Estava falando com a luva, olhando Lucho sem vê-lo, estava falando com a luvinha preta quase invisível sob sua luva marrom.
— Comigo acontece a mesma coisa — disse Lucho. — São incorrigíveis, é verdade.
— Não é a mesma coisa — disse a jovem.
— Oh, sim, você viu.
— Não vale a pena falar — disse ela, baixando a cabeça. — Desculpe, a culpa foi minha.
Era o jogo, claro, mas por que não era divertido, por que ele não o sentia como jogo embora não pudesse ser outra coisa, não havia razão alguma para imaginar que fosse outra coisa.
— Digamos que a culpa tenha sido delas — disse Lucho afastando a mão para marcar o plural, para denunciar as culpadas na barra, as enluvadas silenciosas distantes quietas na barra.

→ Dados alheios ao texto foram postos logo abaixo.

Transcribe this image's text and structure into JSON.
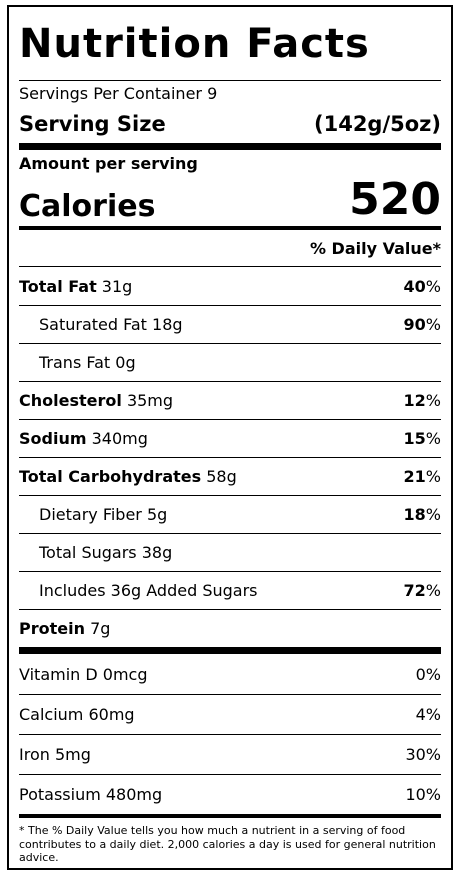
{
  "title": "Nutrition Facts",
  "servings_per_container": "Servings Per Container 9",
  "serving_size": {
    "label": "Serving Size",
    "value": "(142g/5oz)"
  },
  "amount_per_serving": "Amount per serving",
  "calories": {
    "label": "Calories",
    "value": "520"
  },
  "daily_value_header": "% Daily Value*",
  "nutrients": [
    {
      "name": "Total Fat",
      "amount": " 31g",
      "pct": "40",
      "indent": false
    },
    {
      "name": "Saturated Fat 18g",
      "amount": "",
      "pct": "90",
      "indent": true
    },
    {
      "name": "Trans Fat 0g",
      "amount": "",
      "pct": "",
      "indent": true
    },
    {
      "name": "Cholesterol",
      "amount": " 35mg",
      "pct": "12",
      "indent": false
    },
    {
      "name": "Sodium",
      "amount": " 340mg",
      "pct": "15",
      "indent": false
    },
    {
      "name": "Total Carbohydrates",
      "amount": " 58g",
      "pct": "21",
      "indent": false
    },
    {
      "name": "Dietary Fiber 5g",
      "amount": "",
      "pct": "18",
      "indent": true
    },
    {
      "name": "Total Sugars 38g",
      "amount": "",
      "pct": "",
      "indent": true
    },
    {
      "name": "Includes 36g Added Sugars",
      "amount": "",
      "pct": "72",
      "indent": true
    },
    {
      "name": "Protein",
      "amount": " 7g",
      "pct": "",
      "indent": false
    }
  ],
  "percent_sign": "%",
  "vitamins": [
    {
      "label": "Vitamin D 0mcg",
      "pct": "0%"
    },
    {
      "label": "Calcium 60mg",
      "pct": "4%"
    },
    {
      "label": "Iron 5mg",
      "pct": "30%"
    },
    {
      "label": "Potassium 480mg",
      "pct": "10%"
    }
  ],
  "footnote": "* The % Daily Value tells you how much a nutrient in a serving of food contributes to a daily diet. 2,000 calories a day is used for general nutrition advice."
}
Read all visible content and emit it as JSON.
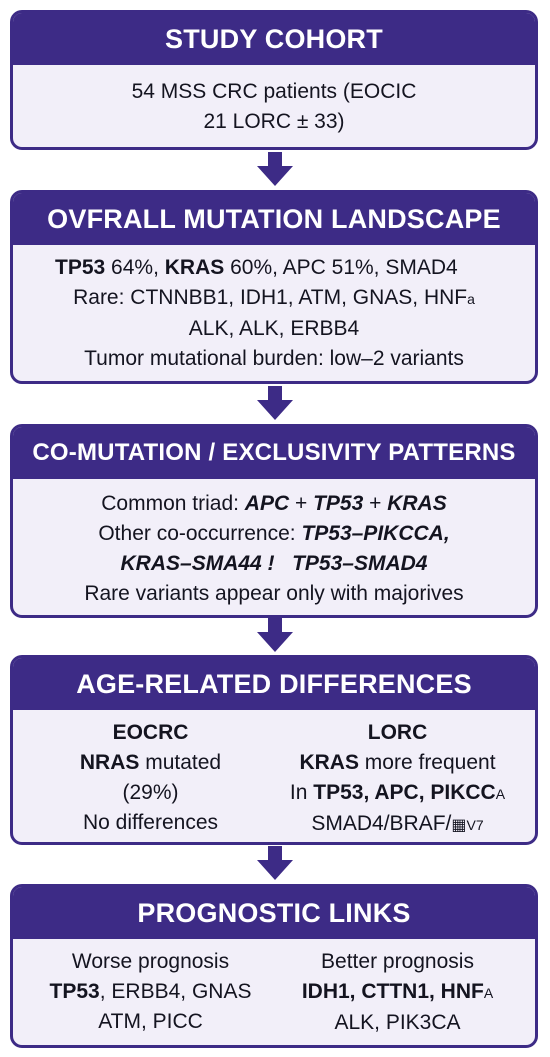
{
  "colors": {
    "header_bg": "#3d2b86",
    "box_bg": "#f2eff9",
    "arrow": "#3d2b86",
    "text": "#141420"
  },
  "cohort": {
    "title": "STUDY COHORT",
    "line1": "54 MSS CRC patients (EOCIC",
    "line2": "21 LORC ± 33)"
  },
  "landscape": {
    "title": "OVFRALL MUTATION LANDSCAPE",
    "l1_tp53": "TP53",
    "l1_tp53_val": " 64%, ",
    "l1_kras": "KRAS",
    "l1_rest": " 60%, APC 51%, SMAD4",
    "line2": "Rare: CTNNBB1, IDH1, ATM, GNAS, HNF",
    "line2_sub": "a",
    "line3": "ALK, ALK, ERBB4",
    "line4": "Tumor mutational burden: low–2 variants"
  },
  "comutation": {
    "title": "CO-MUTATION / EXCLUSIVITY PATTERNS",
    "l1_prefix": "Common triad: ",
    "l1_apc": "APC",
    "l1_plus1": " + ",
    "l1_tp53": "TP53",
    "l1_plus2": " + ",
    "l1_kras": "KRAS",
    "l2_prefix": "Other co-occurrence: ",
    "l2_pair": "TP53–PIKCCA,",
    "l3_pair1": "KRAS–SMA44 !",
    "l3_pair2": "TP53–SMAD4",
    "line4": "Rare variants appear only with majorives"
  },
  "age": {
    "title": "AGE-RELATED DIFFERENCES",
    "left": {
      "heading": "EOCRC",
      "nras": "NRAS",
      "nras_rest": " mutated",
      "pct": "(29%)",
      "nodiff": "No differences"
    },
    "right": {
      "heading": "LORC",
      "kras": "KRAS",
      "kras_rest": " more frequent",
      "in_prefix": "In ",
      "in_genes": "TP53, APC, PIKCC",
      "in_sub": "A",
      "line4": "SMAD4/BRAF/",
      "line4_sub": "V7"
    }
  },
  "prognostic": {
    "title": "PROGNOSTIC LINKS",
    "left": {
      "heading": "Worse prognosis",
      "genes_bold": "TP53",
      "genes_rest": ", ERBB4, GNAS",
      "line3": "ATM, PICC"
    },
    "right": {
      "heading": "Better prognosis",
      "genes": "IDH1, CTTN1, HNF",
      "genes_sub": "A",
      "line3": "ALK, PIK3CA"
    }
  }
}
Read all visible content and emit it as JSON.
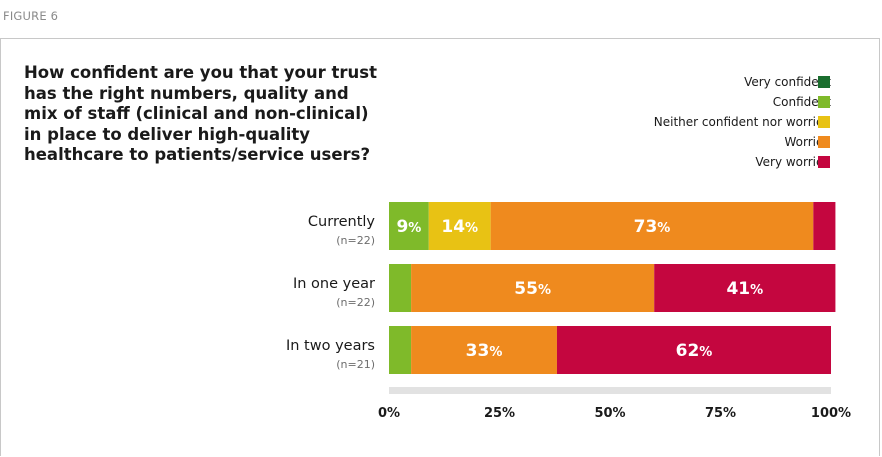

— É diferente — disse a jovem. — Você acha que é a mesma coisa, mas é tão diferente.
— Bem, sempre há uma que começa.
— É, sempre há uma.
Era o jogo, bastava seguir as regras sem imaginar que houvesse outra coisa, uma espécie de verdade ou de desespero. Por que se fazer de tolo em vez de seguir a corrente dela, se ela assim cismava.
— Você tem razão — disse Lucho. — Seria preciso fazer alguma coisa contra, não as deixar.
— Não adianta nada — disse a jovem.
— É verdade, mal a gente se distrai, você está vendo.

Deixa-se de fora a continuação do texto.